Last Friday (1/24/2014) saw our campus experience multiple service disruptions. Both were service provider issues – one with Box, the other with Google. In both cases, the services were resolved in a timely manner. Both the Box and Google status pages were kept up to date.
What was required from OIT to resolve these interruptions? Communication and vendor management. We did not have to burn hours and hours of people time digging in to determine the root cause of these issues. We did not have to bring in pizza and soda, flip charts and markers, bagels and coffee, and more pizza and more soda to fuel ourselves to deal with this issue. We did not work late and long into the night, identifying and resolving the root cause.
Why? Because we have vendors we trust, employing more engineers than we have humans in all of OIT, singularly focused on their product.
I was part of the team that worked through our Exchange issues last fall. I will be the first to tell you that the week we spent getting to operational stability was a phenomenal team effort. We had an engineer from Microsoft and all of the considerable talent OIT could bring to bear to solve our issues. And solve them we did. Yes, we worked late into the night. Yes, we fueled ourselves with grease and caffeine. Yes, we used giant post-its and all the typical crisis management tools.

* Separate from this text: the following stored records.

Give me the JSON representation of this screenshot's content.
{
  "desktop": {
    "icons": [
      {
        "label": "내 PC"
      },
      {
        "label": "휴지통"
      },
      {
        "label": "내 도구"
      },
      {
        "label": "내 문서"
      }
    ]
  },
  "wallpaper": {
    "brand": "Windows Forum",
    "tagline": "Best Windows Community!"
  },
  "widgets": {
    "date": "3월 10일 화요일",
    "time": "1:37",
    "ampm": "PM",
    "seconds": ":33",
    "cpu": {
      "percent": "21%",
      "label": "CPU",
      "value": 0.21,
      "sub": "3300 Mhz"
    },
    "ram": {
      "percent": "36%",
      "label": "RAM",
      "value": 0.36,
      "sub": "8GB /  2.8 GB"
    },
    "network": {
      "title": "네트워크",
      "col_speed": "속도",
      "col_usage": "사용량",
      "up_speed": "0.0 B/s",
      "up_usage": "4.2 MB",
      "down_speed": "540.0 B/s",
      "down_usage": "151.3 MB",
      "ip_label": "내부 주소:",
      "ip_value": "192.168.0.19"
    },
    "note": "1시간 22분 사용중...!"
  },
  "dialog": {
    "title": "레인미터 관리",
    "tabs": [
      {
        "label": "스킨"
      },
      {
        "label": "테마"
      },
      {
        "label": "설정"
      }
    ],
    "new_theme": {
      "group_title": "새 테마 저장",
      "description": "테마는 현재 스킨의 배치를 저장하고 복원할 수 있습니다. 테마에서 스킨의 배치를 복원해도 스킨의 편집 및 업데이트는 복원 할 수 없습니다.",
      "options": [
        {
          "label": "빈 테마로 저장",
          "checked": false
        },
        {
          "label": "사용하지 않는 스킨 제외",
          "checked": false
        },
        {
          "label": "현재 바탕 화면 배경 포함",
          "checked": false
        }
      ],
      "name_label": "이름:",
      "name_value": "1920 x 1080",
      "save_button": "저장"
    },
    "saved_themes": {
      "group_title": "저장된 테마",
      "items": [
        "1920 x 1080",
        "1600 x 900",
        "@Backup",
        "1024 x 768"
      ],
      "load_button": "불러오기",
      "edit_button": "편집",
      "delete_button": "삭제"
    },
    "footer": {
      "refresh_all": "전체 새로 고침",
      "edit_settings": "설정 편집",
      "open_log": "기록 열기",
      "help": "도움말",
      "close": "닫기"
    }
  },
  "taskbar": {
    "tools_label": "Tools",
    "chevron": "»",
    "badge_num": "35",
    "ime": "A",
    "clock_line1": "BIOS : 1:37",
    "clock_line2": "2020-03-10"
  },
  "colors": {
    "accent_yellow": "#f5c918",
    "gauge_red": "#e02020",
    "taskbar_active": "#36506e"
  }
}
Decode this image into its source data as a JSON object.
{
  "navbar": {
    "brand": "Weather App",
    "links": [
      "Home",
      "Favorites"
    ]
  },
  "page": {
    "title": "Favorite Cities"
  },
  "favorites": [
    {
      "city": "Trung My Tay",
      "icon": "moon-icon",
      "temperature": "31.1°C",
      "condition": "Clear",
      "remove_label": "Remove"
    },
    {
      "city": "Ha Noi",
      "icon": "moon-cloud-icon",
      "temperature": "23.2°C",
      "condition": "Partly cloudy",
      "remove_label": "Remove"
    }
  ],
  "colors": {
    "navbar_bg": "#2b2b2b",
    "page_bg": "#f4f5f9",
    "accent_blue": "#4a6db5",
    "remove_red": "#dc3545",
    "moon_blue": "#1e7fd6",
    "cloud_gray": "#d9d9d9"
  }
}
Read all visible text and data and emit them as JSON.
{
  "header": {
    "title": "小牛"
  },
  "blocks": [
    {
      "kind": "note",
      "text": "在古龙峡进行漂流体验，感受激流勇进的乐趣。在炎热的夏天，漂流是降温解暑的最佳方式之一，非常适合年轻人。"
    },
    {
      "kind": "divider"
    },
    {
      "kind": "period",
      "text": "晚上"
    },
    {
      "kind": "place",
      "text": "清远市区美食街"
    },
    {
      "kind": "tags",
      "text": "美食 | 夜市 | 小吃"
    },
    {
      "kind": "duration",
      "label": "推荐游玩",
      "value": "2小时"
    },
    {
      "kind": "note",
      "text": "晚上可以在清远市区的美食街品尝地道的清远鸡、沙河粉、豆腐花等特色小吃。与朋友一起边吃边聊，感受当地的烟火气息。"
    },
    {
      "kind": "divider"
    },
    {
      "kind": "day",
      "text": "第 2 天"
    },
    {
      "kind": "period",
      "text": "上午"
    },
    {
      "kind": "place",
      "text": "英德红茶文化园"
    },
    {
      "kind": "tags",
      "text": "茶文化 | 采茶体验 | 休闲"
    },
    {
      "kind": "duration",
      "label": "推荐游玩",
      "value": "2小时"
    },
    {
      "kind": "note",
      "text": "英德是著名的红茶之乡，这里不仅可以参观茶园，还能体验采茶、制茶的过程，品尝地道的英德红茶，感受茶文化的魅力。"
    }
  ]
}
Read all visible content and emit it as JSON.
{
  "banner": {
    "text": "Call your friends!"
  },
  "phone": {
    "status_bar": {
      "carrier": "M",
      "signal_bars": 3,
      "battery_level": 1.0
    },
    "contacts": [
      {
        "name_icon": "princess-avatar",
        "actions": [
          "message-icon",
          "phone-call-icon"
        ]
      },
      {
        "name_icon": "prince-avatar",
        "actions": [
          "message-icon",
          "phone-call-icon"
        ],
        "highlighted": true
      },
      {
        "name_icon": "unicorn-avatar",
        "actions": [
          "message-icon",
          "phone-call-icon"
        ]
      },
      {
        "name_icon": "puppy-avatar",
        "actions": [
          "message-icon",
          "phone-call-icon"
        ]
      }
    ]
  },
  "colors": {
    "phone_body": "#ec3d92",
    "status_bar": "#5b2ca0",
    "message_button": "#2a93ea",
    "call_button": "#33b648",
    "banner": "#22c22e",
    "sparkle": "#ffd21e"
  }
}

Everyone on the team did not get much sleep, did not spend the typical evenings with their families, and displayed their remarkable devotion to their profession and to our University. Everyone on the team was elated when we solved a gnarly set of technical issues and got to operational stability. And everyone on the team did not relive that experience this past Friday. They were able to focus on their core mission.
We have moved all the way up the stack of abstraction in the space offered by both Box and Google. It is something to celebrate, as it allows us to relentlessly focus on delivering value to the students, faculty, and staff at our Lady’s University.